Going to a generic model show on Sunday so may be able to source a better shaft /prop etc. to experiment with...
|Malcolm Frary||05/08/2019 14:30:52|
|1010 forum posts|
My Lotse (about 22" long) performed quite indecently well on a Lightspeed 400 intended for, and run on, a 7 cell NiMH pack via a 24mm 2 blade prop. A 16" boat will weigh a bit under half a similarly shaped 22" boat. The Lotse, ready to go, weighed 1Kg, a 16" boat will be less in proportion, and will need less power to move it similarly, which is why I suggested a 280 and a 20mm prop. Maybe a 360, a largely forgotten motor capable of spinning quite fast but with quite modest current requirements.
A small prop spinning fast will create fast moving water which, since every action has an equal and opposite reaction, a fast boat. A big prop shifting the same volume of water will not move it as fast, but will try to spin the hull in the opposite direction.
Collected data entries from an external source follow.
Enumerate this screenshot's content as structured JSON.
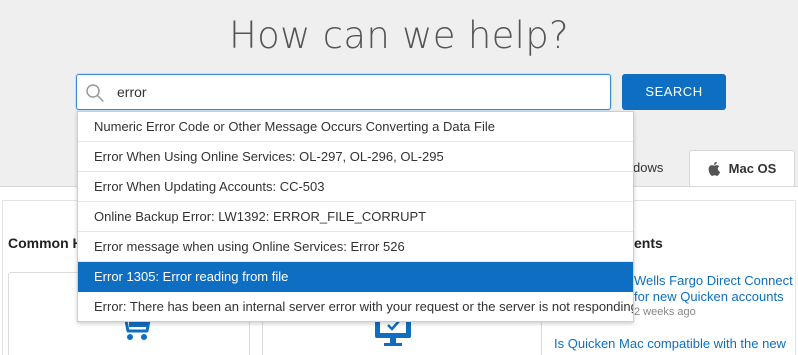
{
  "hero": {
    "title": "How can we help?"
  },
  "search": {
    "value": "error",
    "button_label": "SEARCH"
  },
  "suggestions": [
    "Numeric Error Code or Other Message Occurs Converting a Data File",
    "Error When Using Online Services: OL-297, OL-296, OL-295",
    "Error When Updating Accounts: CC-503",
    "Online Backup Error: LW1392: ERROR_FILE_CORRUPT",
    "Error message when using Online Services: Error 526",
    "Error 1305: Error reading from file",
    "Error: There has been an internal server error with your request or the server is not responding."
  ],
  "selected_suggestion_index": 5,
  "tabs": {
    "windows_partial": "dows",
    "mac": "Mac OS"
  },
  "sections": {
    "common_partial": "Common H",
    "recent_partial": "ents"
  },
  "articles": [
    {
      "title": "Wells Fargo Direct Connect for new Quicken accounts",
      "time": "2 weeks ago"
    },
    {
      "title": "Is Quicken Mac compatible with the new"
    }
  ],
  "colors": {
    "accent": "#0e6fc2",
    "selected_bg": "#0e6fc2"
  },
  "icons": {
    "search": "search-icon",
    "apple": "apple-icon",
    "cart": "cart-icon",
    "monitor": "monitor-icon"
  }
}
Probably the most important way to getting performance from a small boat is to keep the weight down. Only needing, and therefore using, a smaller, lighter speed control is a good start, especally if this means a smaller battery.
|ashley needham||05/08/2019 16:02:03|
7218 forum posts
A 380 is similar to a 400, in that it is a revvy beast, and should be ok on a 2s Lipo. A 385 is a somewhat slower motor usually rated to 12v or so, but in both cases it depends on the manufacturer as to the actual spec. Luckily a swap to a “known” 400 or what have you should be simply a straight swap. A 480 is the same diameter but a few mm longer and is a bit more powerful. Those from JP products are rated at 9.6 v.
The shaft at 2mm is too weedy and needs changing to a 4mm one, as this is the most common size allowing a wide choice of props. Having dissed the 3 blade props for fast work, they are cheap and worth a go..35mm I would try.
ideally a wattmeter would be good to make sure the motor is not overloaded, but fitting a fuse and checking how hot the motor gets after a few mins thrashing about will do.
best way to fit a fuse is to use electrical female blade connectors, crimped on, and insert a car type blade fuse. An easy way to retro-fit.